Judge of the Connecticut Appellate Court
- In office May 15, 2019 – April 2020
- Appointed by: Ned Lamont
- Preceded by: Michael Sheldon
- Succeeded by: Melanie L. Cradle

Judge of the Connecticut Superior Court
- In office 1993–2019
- Appointed by: Lowell P. Weicker Jr.

Personal details
- Born: 1950 (age 75–76)
- Education: Southern Connecticut State University (B.A.) University of Connecticut (J.D.)

= Robert J. Devlin Jr. =

American judge (born 1950)

Robert J. Devlin Jr. is a former Judge of the Connecticut Appellate Court and former Judge of the Connecticut Superior Court. He was nominated to the Appellate court by Governor Ned Lamont and began his term on May 15, 2019. Devlin retired in April 2020, after reaching the mandatory retirement age of 70.

== Education ==

Devlin earned a Bachelor of Arts from Southern Connecticut State University and is an honors graduate of the University of Connecticut School of Law.

== Early career ==

Devlin began his career by working as a public defender and in private practice, then working for nine years as a prosecutor. From 1988–1992 he was an Assistant United States Attorney.

== Superior Court service ==

He was nominated to the Superior Court in December 1992 by Lowell Weicker. As a superior court judge, Devlin presided over several notable criminal cases, including State v. Beth Carpenter, State v. Russell Peeler, and State v. Christopher DiMeo.

== Appellate Court service ==

On April 25, 2019, Governor Ned Lamont nominated Devlin to the seat vacated by Michael Sheldon who had reached the mandatory retirement age.

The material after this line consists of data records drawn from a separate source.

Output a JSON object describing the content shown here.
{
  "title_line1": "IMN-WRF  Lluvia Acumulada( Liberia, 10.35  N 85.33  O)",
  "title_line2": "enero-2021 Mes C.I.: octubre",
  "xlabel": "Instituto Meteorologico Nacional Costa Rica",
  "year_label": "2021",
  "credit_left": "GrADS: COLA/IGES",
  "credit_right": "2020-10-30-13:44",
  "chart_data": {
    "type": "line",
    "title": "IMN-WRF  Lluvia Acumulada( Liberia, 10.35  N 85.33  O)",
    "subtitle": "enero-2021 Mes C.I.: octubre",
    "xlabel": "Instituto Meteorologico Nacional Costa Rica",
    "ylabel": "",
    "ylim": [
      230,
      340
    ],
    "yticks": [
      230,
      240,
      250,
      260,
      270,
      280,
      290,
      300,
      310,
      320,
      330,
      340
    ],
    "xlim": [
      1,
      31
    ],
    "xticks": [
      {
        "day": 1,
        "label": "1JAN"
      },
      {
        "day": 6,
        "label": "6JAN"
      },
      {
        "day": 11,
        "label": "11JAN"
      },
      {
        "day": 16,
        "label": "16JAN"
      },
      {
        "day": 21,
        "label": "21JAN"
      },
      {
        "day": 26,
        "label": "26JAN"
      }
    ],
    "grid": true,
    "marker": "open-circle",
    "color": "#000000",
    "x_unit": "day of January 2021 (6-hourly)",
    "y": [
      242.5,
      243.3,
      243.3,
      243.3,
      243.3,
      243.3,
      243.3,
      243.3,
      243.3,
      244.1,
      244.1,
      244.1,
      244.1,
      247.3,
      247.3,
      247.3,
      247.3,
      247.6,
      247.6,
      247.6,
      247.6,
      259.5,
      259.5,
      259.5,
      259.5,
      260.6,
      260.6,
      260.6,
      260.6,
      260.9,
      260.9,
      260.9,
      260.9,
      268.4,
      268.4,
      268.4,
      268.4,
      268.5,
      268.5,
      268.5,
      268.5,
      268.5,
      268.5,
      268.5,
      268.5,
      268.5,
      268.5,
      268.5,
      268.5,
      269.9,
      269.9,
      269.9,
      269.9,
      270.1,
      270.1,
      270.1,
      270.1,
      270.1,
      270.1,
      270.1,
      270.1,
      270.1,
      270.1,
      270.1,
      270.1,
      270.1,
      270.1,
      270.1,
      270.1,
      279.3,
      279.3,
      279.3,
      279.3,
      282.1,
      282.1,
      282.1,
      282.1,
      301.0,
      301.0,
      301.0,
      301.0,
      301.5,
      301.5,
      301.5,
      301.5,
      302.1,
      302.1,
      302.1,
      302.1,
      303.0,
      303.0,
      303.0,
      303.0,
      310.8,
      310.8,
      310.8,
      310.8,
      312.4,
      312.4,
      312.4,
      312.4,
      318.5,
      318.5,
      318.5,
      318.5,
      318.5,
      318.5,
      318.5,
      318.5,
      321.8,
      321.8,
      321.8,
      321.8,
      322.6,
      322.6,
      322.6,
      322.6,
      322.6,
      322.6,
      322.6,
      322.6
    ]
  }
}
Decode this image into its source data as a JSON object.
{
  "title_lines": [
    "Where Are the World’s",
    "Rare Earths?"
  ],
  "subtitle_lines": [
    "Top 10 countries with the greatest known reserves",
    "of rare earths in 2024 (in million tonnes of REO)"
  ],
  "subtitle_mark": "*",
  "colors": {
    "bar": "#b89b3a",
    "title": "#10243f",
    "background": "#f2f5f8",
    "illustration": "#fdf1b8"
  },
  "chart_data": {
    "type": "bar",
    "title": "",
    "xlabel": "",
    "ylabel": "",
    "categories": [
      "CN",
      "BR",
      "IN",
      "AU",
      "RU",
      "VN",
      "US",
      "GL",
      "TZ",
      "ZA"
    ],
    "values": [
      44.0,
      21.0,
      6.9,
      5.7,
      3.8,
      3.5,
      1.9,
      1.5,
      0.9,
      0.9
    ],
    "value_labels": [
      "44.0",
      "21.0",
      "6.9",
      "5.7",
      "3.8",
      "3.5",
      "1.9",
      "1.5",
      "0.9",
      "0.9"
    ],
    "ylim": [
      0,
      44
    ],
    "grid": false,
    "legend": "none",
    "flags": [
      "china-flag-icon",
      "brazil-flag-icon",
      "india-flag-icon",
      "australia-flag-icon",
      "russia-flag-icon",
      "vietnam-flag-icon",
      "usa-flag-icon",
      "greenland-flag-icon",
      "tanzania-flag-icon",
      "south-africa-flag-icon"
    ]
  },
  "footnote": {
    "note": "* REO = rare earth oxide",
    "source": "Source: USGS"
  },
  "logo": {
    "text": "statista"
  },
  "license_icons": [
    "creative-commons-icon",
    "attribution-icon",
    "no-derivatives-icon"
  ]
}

== Deputy Chief State's Attorney, Inspector General ==
In 2021 Devlin was appointed Deputy Chief State's Attorney, Inspector General, responsible for leading Connecticut's Office of Inspector General. In March 2024, he attempted to "race bait" a jury during the trial of Connecticut State Trooper Brian North, stating that the case was a "A white Police Officer who shot and killed a black man. This is a very, very, big deal". Race was never an argument in the case besides his closing argument to the jury.